Anonymous wrote:Is there a social norm on this? Say you haven't spoken with your uncle in 8 years and he drops dead at 72. Your siblings and cousins plan on attending the funeral but you don't.

Would you attend?


I have a sister and we have not spoken, unless forced to so, in 20 years. I will not attend her funeral and I am certain that if I die first that she will not attend mine. Why bother to attend his funeral with crocodile tears!
Anonymous
Post 01/16/2024 22:35     Subject: Re:Attending Funeral of Estranged Family Member

Depends on reason for estrangement, how close you are w the deceased’s other loved ones, and logistics of attending. If you’re “estranged” just bc you didn’t have much in common and lost touch but you’re still close w other relatives of the deceased and the funeral is local?
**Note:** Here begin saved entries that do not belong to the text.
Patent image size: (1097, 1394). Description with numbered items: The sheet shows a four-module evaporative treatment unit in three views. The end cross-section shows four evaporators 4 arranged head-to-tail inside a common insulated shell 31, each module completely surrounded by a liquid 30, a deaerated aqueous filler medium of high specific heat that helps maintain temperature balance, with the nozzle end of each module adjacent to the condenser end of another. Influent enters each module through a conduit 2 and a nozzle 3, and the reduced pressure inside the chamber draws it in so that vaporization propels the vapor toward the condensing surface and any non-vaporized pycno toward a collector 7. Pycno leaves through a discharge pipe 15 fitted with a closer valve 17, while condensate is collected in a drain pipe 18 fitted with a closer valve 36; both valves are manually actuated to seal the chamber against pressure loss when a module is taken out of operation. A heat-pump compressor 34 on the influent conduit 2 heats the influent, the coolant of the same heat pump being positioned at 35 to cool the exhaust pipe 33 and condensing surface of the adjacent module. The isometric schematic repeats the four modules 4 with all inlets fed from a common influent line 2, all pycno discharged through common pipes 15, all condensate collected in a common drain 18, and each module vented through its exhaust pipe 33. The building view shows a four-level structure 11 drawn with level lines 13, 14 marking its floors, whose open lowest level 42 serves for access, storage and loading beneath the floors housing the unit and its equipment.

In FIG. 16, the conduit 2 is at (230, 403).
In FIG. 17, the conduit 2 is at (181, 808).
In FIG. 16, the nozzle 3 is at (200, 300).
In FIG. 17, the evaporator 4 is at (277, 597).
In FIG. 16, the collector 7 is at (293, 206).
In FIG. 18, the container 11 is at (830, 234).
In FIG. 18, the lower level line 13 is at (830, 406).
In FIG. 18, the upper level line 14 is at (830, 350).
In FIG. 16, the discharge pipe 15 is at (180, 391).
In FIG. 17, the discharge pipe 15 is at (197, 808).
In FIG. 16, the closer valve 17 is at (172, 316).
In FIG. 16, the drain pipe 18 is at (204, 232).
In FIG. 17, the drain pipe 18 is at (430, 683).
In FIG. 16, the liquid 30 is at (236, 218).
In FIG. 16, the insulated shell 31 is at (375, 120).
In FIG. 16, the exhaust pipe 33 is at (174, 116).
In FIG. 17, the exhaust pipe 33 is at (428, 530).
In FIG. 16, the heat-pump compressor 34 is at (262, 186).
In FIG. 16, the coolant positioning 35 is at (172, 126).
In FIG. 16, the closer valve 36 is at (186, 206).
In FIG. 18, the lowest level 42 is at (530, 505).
Yes, you should go. If you’re actually estranged due to abuse or addiction or a big fight you had or something like that or if you are not close w the deceased’s loved ones or if the funeral is far away…don’t go.
Anonymous
Post 01/16/2024 22:16     Subject: Attending Funeral of Estranged Family Member

If you feel you should go (to avoid drama, out of duty, etc), but really didn’t like the guy or whatever the situation may be, you can be one of those people who show up late—aim for halfway through. I think that’s a good compromise.
Anonymous
Post 01/16/2024 20:05     Subject: Attending Funeral of Estranged Family Member

You’d be going to support your other family members. But if you don’t go, lie and say you had covid.